Alors que le Conseil constitutionnel a validé la possibilité de réintroduire par dérogation deux néonicotinoïdes, la CGB (betteraviers, FNSEA) a exigé de pouvoir utiliser l’un d’eux, le flupyradifurone, en enrobage de semences « dès les semis 2027 ». D’après un communiqué, « cette campagne 2026 est marquée par un déficit hydrique important et des fortes chaleurs », des conditions qui « accentuent la dégradation des betteraves » par la jaunisse (via les pucerons) et par le champignon Rhizopus (via les charançons). Le syndicat appelle donc à mettre en œuvre la dérogation « dans les plus brefs délais » : promulgation de la loi par le président de la République, puis « saisine officielle » de l’Anses par le ministère de l’Agriculture ; l’agence sanitaire aura ensuite deux mois pour rendre son avis, sachant qu’une non-réponse vaudra refus.

De son côté, l’association Générations futures « se prépare à aller en justice dans le cas où ces dérogations seraient effectivement accordées ». « Nous ne sommes pas résignés », martèle Pauline Cervan, toxicologue chez l’ONG, citée dans un communiqué. « La dérogation à l’interdiction n’est pas encore accordée, tout est dans les mains de l’Anses à présent. » Or, « nous voyons mal comment l’Anses pourrait donner son accord, estime-t-elle, considérant le délai très restreint de deux mois d’évaluation et les multiples risques identifiés suite à l’usage de ces substances ». L’association met en avant des « risques pour les abeilles solitaires et les eaux souterraines pour le flupyradifurone », ainsi que « des risques pour les abeilles et les oiseaux pour l’acétamipride ». Par ailleurs, Générations futures considère que le Conseil constitutionnel « ne clarifie pas » la procédure à suivre pour la dérogation. Les Sages n’ont pas tranché entre les deux voies possibles, qui sont aux mains d’autorités différentes : autorisation de mise sur le marché (délivrée par l’Anses) ou « dérogation 120 jours » (accordée par le ministère de l’Agriculture).
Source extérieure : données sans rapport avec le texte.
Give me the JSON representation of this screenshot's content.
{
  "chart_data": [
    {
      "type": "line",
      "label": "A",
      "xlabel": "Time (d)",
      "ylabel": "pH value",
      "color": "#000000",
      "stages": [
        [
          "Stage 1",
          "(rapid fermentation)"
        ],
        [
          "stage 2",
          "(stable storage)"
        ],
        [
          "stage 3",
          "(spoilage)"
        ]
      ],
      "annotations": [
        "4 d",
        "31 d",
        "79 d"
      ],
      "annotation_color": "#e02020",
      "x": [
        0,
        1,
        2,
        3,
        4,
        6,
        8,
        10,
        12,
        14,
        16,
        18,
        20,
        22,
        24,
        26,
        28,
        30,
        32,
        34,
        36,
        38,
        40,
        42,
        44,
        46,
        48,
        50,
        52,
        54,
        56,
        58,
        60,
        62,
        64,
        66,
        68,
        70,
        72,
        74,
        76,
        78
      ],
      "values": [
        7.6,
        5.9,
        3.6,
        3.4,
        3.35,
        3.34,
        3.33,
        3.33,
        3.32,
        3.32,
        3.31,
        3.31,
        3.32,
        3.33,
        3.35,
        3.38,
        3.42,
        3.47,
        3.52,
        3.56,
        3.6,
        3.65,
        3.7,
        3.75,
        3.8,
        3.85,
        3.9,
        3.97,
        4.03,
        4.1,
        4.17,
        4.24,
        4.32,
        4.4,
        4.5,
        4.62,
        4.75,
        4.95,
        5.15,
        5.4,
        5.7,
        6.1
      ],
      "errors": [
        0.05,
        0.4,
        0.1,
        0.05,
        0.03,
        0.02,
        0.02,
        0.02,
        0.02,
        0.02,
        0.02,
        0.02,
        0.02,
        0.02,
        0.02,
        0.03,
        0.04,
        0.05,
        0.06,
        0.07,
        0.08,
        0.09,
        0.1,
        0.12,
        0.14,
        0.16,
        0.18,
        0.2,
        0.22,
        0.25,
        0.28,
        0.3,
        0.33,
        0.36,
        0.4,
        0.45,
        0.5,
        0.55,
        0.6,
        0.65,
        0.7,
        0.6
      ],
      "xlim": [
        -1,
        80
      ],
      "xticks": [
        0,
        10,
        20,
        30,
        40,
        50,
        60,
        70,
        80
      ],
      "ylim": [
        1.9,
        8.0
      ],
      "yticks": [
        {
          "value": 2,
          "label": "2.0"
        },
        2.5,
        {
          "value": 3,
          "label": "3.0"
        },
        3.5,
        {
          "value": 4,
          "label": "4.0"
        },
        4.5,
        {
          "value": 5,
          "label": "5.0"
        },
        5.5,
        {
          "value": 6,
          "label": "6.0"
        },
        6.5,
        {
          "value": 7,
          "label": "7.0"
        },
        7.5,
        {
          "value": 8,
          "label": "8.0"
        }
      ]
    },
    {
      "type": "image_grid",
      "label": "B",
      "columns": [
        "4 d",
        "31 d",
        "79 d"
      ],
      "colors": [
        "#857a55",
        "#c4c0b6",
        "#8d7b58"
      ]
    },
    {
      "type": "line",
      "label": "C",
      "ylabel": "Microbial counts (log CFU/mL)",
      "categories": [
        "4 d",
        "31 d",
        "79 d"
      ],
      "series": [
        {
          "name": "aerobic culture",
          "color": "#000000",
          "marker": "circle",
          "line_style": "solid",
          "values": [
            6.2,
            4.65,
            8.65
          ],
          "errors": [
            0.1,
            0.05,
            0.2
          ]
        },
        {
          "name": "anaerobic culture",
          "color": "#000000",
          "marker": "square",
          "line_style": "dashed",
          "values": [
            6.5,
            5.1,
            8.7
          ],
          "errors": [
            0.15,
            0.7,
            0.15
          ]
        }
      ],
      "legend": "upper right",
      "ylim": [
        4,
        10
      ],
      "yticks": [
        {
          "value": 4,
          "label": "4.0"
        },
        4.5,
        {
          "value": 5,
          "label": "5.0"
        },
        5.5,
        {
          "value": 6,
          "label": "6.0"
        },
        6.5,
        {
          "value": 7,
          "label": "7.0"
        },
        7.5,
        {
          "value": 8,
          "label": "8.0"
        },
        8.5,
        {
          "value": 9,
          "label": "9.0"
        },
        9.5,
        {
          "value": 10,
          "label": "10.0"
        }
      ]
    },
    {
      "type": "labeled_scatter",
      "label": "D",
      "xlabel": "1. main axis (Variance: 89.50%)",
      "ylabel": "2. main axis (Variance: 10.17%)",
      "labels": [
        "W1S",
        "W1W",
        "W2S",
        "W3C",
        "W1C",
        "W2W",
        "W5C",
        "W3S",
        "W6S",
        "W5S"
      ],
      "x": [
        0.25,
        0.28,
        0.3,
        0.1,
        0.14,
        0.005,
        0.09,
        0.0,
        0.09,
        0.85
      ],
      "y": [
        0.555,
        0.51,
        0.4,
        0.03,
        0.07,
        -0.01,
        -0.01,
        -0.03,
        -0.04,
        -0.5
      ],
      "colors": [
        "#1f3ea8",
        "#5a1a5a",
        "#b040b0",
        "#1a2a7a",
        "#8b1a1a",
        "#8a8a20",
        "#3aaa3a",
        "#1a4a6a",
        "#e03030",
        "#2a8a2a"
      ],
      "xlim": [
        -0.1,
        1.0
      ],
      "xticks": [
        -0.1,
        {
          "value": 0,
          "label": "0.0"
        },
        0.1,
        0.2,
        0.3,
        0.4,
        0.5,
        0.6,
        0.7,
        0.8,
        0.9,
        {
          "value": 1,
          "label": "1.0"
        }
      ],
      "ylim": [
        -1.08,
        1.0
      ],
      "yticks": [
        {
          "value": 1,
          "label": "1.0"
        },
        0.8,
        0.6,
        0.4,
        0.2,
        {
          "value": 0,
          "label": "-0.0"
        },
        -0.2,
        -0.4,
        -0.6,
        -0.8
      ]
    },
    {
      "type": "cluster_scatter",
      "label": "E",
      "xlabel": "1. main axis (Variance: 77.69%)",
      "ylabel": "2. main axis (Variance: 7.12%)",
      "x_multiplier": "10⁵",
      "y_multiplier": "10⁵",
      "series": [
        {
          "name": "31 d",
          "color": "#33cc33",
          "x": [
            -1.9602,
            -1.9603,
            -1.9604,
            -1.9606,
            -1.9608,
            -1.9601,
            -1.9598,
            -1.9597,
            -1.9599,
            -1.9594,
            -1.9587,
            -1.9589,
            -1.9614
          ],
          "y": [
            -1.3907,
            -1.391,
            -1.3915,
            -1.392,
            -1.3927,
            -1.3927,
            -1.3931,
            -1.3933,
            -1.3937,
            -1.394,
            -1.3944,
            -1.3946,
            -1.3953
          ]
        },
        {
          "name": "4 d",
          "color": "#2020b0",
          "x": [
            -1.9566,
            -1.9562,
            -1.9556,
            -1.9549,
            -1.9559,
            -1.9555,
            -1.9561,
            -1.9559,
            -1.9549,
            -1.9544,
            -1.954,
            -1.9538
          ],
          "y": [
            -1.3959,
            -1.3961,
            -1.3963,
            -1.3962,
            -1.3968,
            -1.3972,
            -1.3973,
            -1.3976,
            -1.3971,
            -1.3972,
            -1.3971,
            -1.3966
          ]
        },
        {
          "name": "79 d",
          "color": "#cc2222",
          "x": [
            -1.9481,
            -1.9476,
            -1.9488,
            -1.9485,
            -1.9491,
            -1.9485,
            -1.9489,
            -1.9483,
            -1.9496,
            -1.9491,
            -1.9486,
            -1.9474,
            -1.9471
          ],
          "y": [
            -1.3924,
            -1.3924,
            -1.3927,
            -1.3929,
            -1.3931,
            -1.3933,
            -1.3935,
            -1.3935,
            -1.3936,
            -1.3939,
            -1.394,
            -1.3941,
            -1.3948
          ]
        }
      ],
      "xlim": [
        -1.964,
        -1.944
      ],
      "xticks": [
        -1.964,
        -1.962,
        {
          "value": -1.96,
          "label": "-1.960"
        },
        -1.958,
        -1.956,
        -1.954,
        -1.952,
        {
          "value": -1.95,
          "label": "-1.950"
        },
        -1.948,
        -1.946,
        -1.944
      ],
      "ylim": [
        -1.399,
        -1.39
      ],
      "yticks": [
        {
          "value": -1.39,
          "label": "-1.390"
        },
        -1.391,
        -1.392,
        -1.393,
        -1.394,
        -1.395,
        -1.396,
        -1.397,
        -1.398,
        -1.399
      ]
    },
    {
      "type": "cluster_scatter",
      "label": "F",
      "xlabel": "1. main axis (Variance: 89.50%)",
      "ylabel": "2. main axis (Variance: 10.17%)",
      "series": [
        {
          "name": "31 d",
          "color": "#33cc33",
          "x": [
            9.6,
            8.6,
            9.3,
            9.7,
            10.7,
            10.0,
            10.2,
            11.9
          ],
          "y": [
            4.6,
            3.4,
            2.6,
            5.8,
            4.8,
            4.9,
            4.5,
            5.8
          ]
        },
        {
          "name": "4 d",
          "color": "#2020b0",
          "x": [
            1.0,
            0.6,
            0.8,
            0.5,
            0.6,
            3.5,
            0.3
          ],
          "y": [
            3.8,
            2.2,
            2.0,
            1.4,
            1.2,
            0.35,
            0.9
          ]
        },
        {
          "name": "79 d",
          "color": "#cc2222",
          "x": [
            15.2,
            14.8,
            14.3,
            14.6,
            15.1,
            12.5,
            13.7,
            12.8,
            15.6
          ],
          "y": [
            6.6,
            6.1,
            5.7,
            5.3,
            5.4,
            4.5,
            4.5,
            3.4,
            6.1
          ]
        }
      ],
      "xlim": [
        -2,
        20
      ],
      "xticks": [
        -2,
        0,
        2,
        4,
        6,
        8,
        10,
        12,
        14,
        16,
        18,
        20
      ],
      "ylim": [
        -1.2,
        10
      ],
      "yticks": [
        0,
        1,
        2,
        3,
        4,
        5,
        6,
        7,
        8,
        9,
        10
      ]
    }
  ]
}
Une PPL d’abrogation le 29 octobre

Du côté des politiques, le groupe LFI va mettre à l’agenda de sa « niche » parlementaire du 29 octobre une proposition de loi (PPL) visant à abroger la réintroduction sous conditions de l’acétamipride et du flupyradifurone, a annoncé sa présidente Mathilde Panot le 19 août. Une mesure également évoquée dans une tribune parue le même jour. « Nous utiliserons notre niche parlementaire pour abroger cette loi poison. […] L’année dernière, 2,2 millions de personnes avaient signé une pétition contre la réintroduction des néonicotinoïdes. L’Ordre des médecins, plusieurs sociétés savantes ont dit qu’il ne fallait pas reproduire le scandale, notamment du chlordécone et de l’amiante », a-t-elle défendu sur France Inter.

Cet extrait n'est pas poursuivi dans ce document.